Когда он вышел, я опустилась в кресло. Руки, наконец, задрожали. Смирнов не просто мелкий мошенник, он тень. А с “тенями” воевать труднее всего. Но деталь с родинкой... Боже, какая удачная, какая человеческая ошибка!
Глава 24
Окна редакции выходили на темнеющую улицу, где редкие фонари отражались на мокрой мостовой маслянистыми пятнами. Я сидела в своём глубоком вольтеровском кресле, и единственным звуком в кабинете было мерное тиканье напольных часов, которые, казалось, отсчитывали не секунды, а капли моей выдержки. Внизу мерно чеканили свой ритм станки. Мне казалось, что типография – огромный дракон, а станки – его сердце. Я улыбнулась этому сравнению, потому что мечтала сделать «светский Петербург» драконом, сжигающим на своем пути всё.

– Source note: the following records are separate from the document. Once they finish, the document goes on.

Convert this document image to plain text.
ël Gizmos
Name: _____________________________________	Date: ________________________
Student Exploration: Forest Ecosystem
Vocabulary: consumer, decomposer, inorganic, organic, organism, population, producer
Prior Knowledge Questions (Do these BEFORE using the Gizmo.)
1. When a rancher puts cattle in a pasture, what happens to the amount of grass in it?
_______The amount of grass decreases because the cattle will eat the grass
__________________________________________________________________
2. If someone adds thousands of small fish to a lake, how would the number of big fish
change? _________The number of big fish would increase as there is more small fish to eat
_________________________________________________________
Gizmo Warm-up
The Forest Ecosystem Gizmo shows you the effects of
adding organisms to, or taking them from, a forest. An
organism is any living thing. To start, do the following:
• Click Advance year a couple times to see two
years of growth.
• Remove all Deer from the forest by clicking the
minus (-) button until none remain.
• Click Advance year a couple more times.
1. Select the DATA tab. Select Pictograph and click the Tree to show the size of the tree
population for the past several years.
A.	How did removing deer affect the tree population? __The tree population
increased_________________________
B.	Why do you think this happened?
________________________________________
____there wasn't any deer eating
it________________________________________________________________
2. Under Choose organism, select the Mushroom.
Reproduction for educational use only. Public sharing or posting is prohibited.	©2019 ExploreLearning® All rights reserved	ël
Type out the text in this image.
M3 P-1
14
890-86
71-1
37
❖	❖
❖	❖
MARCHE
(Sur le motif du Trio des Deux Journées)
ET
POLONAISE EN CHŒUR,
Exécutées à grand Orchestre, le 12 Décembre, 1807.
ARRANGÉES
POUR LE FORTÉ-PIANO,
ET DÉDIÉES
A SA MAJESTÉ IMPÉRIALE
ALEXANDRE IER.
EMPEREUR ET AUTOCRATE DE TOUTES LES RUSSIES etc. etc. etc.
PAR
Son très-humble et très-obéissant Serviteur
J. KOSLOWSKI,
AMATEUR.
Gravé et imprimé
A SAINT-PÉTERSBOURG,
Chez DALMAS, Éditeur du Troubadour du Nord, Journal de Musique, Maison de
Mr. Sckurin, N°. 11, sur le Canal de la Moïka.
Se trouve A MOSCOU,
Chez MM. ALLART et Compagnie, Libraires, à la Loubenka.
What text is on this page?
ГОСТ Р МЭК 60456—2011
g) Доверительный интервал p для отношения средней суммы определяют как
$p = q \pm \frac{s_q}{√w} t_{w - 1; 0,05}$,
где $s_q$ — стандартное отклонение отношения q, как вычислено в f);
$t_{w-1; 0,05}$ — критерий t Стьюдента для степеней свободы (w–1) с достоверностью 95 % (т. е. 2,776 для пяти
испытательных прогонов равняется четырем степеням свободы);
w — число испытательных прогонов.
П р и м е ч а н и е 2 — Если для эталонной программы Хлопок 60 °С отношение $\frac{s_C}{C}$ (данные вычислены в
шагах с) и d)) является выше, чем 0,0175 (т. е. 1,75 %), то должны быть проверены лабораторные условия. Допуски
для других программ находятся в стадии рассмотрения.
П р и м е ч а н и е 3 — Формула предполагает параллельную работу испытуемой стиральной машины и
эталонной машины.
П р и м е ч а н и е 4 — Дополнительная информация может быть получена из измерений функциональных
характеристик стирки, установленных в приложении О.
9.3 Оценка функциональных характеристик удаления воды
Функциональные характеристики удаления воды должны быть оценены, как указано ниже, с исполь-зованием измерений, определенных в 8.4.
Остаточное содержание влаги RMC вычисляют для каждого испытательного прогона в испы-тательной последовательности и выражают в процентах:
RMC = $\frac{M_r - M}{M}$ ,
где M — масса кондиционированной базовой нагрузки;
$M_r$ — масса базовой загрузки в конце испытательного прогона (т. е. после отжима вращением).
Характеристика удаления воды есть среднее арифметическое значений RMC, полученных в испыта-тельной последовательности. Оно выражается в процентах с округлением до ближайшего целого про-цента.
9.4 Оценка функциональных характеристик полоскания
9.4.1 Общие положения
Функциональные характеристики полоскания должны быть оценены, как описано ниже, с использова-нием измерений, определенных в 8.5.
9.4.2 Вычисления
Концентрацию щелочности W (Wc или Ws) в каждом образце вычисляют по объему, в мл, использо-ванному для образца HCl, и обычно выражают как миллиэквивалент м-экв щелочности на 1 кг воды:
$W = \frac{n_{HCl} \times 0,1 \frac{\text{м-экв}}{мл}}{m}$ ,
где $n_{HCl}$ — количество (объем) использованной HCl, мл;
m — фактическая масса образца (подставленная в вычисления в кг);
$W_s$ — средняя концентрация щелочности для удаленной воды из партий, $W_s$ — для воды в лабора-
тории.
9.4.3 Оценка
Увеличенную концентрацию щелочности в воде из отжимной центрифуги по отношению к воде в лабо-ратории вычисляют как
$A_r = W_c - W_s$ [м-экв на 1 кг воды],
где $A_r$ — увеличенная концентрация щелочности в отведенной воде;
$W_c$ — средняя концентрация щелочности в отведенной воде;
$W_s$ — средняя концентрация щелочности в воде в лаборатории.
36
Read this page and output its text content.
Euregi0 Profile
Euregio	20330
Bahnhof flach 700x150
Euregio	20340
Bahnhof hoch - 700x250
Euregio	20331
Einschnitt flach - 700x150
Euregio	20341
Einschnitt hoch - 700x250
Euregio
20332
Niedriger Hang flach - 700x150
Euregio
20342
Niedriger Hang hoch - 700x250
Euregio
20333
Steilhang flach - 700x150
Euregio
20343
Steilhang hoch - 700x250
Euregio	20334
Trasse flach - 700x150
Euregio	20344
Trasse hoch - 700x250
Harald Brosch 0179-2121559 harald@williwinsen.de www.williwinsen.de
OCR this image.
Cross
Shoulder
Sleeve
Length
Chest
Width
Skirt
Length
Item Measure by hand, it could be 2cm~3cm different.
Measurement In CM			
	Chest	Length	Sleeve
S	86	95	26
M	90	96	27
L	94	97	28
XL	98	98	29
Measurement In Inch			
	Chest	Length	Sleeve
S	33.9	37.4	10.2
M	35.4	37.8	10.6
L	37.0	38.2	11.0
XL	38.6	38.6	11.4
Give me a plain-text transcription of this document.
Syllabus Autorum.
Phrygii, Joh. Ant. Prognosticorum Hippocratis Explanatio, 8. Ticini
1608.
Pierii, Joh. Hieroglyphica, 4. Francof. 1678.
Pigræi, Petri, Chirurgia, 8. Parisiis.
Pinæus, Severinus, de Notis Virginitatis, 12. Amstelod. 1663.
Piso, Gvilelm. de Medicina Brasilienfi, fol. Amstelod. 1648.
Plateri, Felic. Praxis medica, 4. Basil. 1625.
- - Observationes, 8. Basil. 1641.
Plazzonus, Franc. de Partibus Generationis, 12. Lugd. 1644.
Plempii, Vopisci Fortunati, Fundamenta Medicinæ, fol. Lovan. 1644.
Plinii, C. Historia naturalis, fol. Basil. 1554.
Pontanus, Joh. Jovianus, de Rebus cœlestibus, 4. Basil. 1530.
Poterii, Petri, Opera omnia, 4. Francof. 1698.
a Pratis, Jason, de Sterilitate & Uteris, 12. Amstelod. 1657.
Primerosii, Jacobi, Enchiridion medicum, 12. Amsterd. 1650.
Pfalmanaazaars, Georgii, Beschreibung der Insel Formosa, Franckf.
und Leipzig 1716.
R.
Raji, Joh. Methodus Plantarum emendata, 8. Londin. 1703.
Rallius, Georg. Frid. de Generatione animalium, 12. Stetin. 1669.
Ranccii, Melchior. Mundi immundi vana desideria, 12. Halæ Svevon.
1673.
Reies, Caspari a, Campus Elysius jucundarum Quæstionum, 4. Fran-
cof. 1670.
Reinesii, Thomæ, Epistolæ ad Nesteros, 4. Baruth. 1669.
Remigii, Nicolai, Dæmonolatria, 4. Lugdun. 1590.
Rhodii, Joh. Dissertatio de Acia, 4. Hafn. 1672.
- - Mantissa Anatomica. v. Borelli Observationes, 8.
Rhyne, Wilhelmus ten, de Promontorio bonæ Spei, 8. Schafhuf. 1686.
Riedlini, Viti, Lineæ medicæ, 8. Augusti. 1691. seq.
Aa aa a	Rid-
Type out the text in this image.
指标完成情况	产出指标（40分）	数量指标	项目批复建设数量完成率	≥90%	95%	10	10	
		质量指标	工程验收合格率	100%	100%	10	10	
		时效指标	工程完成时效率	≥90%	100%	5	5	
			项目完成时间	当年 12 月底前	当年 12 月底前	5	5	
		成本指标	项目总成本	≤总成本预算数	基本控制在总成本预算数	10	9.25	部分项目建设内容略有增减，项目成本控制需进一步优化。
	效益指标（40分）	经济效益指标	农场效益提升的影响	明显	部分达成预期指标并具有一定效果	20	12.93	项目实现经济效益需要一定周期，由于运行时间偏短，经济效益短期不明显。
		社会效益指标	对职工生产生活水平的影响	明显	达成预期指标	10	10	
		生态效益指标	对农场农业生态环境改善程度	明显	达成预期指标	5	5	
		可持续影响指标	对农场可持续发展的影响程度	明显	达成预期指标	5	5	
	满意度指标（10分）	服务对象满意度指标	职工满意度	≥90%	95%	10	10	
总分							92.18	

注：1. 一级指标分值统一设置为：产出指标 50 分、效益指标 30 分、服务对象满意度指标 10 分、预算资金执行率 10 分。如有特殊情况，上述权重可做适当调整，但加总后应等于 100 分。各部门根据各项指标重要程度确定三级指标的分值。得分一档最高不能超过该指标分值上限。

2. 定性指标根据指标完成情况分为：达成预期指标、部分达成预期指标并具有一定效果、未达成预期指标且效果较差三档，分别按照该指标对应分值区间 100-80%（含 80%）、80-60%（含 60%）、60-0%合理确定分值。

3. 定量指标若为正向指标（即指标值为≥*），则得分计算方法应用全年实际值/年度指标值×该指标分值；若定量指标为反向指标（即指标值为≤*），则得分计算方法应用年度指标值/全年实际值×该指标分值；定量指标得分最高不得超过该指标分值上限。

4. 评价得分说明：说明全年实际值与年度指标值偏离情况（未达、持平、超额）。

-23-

Вечерний чай на столе давно остыл, покрывшись тонкой матовой пленкой. Я смотрела на свои руки — бледные, тонкие руки Лизаветы Платоновны, и вдруг почувствовала, как внутри меня медленно приоткрывается та самая дверца. Тайный схрон, запертый на три тяжёлых засова, куда я не заглядывала с самого того момента, как очнулась в этом пропахшем нафталином и духами девятнадцатом веке.
Сегодня в ломбарде, чтобы вызвать те сокрушительные, библейского масштаба слёзы, мне пришлось совершить диверсию против собственного рассудка. Я не просто играла, я позволила себе вспомнить мою прошлую жизнь. Вспомнить то, что мне пришлось оставить против своей воли. Вспомнить всё то, что сделало меня той «акулой», которой я была в Москве двадцать первого века.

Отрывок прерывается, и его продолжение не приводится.